The gold-medal game in Sochi featured the United States and Canada, a scene that’s as predictable as a snowboarder saying he’s stoked. The North Americans have won every gold medal, meeting in the championship game in four of the five Olympics since women’s hockey was added in Nagano in 1998.
And the game they produced Thursday could hardly have disappointed, with Canada coming back from a two-goal deficit in the final 3:26 of regulation, then winning it on a power-play goal in overtime.
But the real progress, women’s hockey players and officials said this week, was elsewhere in the bracket.
Unlike the 2010 Olympics in Vancouver, where nearly half of the games were blowouts, almost every game was close.
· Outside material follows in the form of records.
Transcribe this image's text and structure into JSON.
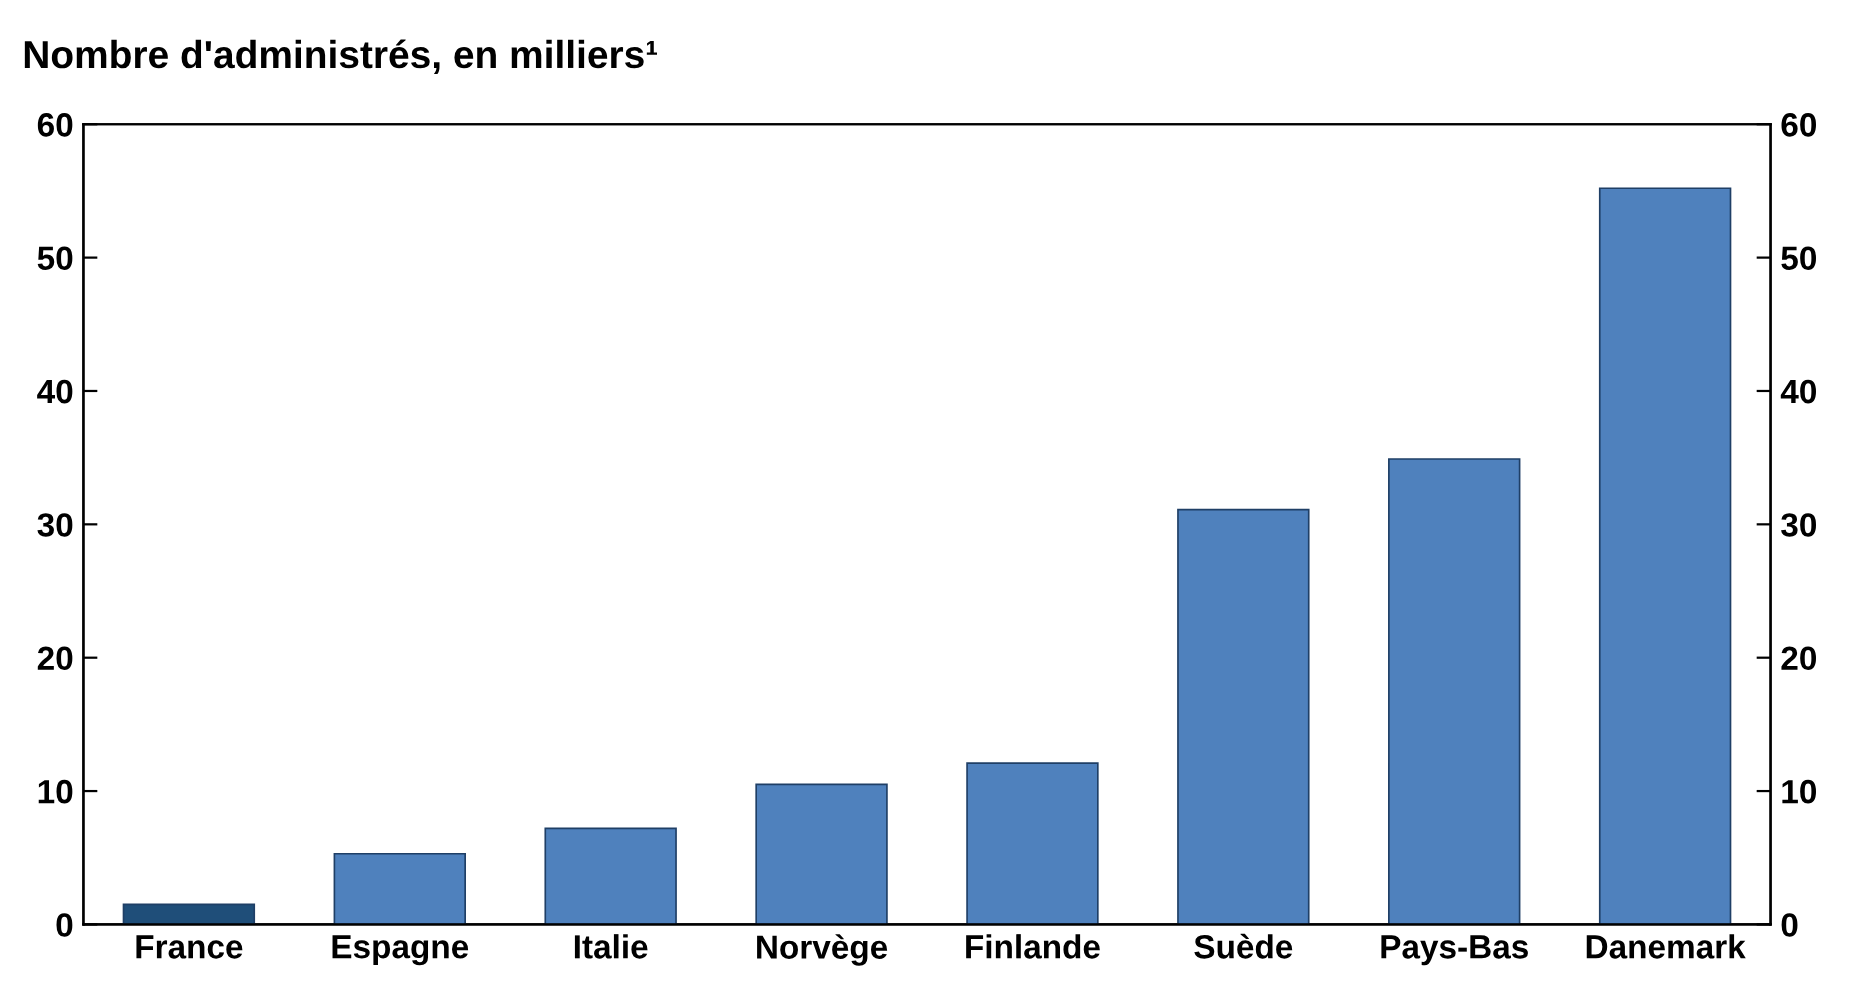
{
  "chart_data": {
    "type": "bar",
    "title": "Nombre d'administrés, en milliers¹",
    "categories": [
      "France",
      "Espagne",
      "Italie",
      "Norvège",
      "Finlande",
      "Suède",
      "Pays-Bas",
      "Danemark"
    ],
    "values": [
      1.5,
      5.3,
      7.2,
      10.5,
      12.1,
      31.1,
      34.9,
      55.2
    ],
    "colors": [
      "#1f4e79",
      "#4f81bd",
      "#4f81bd",
      "#4f81bd",
      "#4f81bd",
      "#4f81bd",
      "#4f81bd",
      "#4f81bd"
    ],
    "ylim": [
      0,
      60
    ],
    "yticks": [
      0,
      10,
      20,
      30,
      40,
      50,
      60
    ],
    "y2lim": [
      0,
      60
    ],
    "y2ticks": [
      0,
      10,
      20,
      30,
      40,
      50,
      60
    ],
    "grid": false,
    "legend": false
  }
}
And with Switzerland finishing third to earn the nation’s first-ever women’s hockey medal, there are signs that the gap between the powers and the rest of the world is narrowing.
“It’s good that it’s a new winner,” International Ice Hockey Federation President Rene Fasel said of the Swiss victory, smiling broadly after the bronze medal match.
“It will be also much better next time.”
Hockey’s distaff division has struggled for its entire Olympic lifespan with a lack of competition, and it’s not hard to see why: tens of thousands of girls grow up playing the sport in its North American hotbed, Fasel said, while in Switzerland the number is more like 900.
The Americans and Canadians also fund their national teams so that athletes can to train and play together almost year-round, while the rest of the world might assemble its Olympic or world championship team six weeks before the tournament.
So, while results like Canada’s 18-0 victory over Slovakia at the 2010 Olympics are not unexpected, they were troubling to the sport’s organizers — never more so than at the end of the Vancouver Games when then-IOC President Jacques Rogge was widely quoted as saying, “We cannot continue without improvement.”
An IOC spokesman clarified last week that Rogge’s comments were misunderstood, and Fasel said kicking women’s hockey out of the Olympics “will never happen.”
The IIHF responded with a new format, tested at the last two world championships and for the first time in the Olympics in Sochi.
By splitting the eight competing countries into two unequal groups, there were far fewer blowouts than in Vancouver. Using the IIHF measuring stick of a five-goal margin of victory or more, there were only three blowouts in 22 games at the 2014 Olympics, compared to nine in Vancouver and four in the most recent world championships.
Fasel said that while the gap between the North Americans and the rest of the world still exists, the dwindling margins of victory show that it is closing. But the Europeans are still in the race for third place.
“I think the bronze medal was our goal,” Switzerland forward Sara Benz after the third-place game. “In the semifinals we wanted to beat Canada. But maybe next Olympics. It’s our goal to achieve more and more every year.”
U.S. coach Katey Stone reminded fans that women’s hockey has been an Olympic sport only since 1998, and the first world championship was in 1990.
“There have been tremendous strides made in women’s hockey,” she said. “I think people need to be patient.”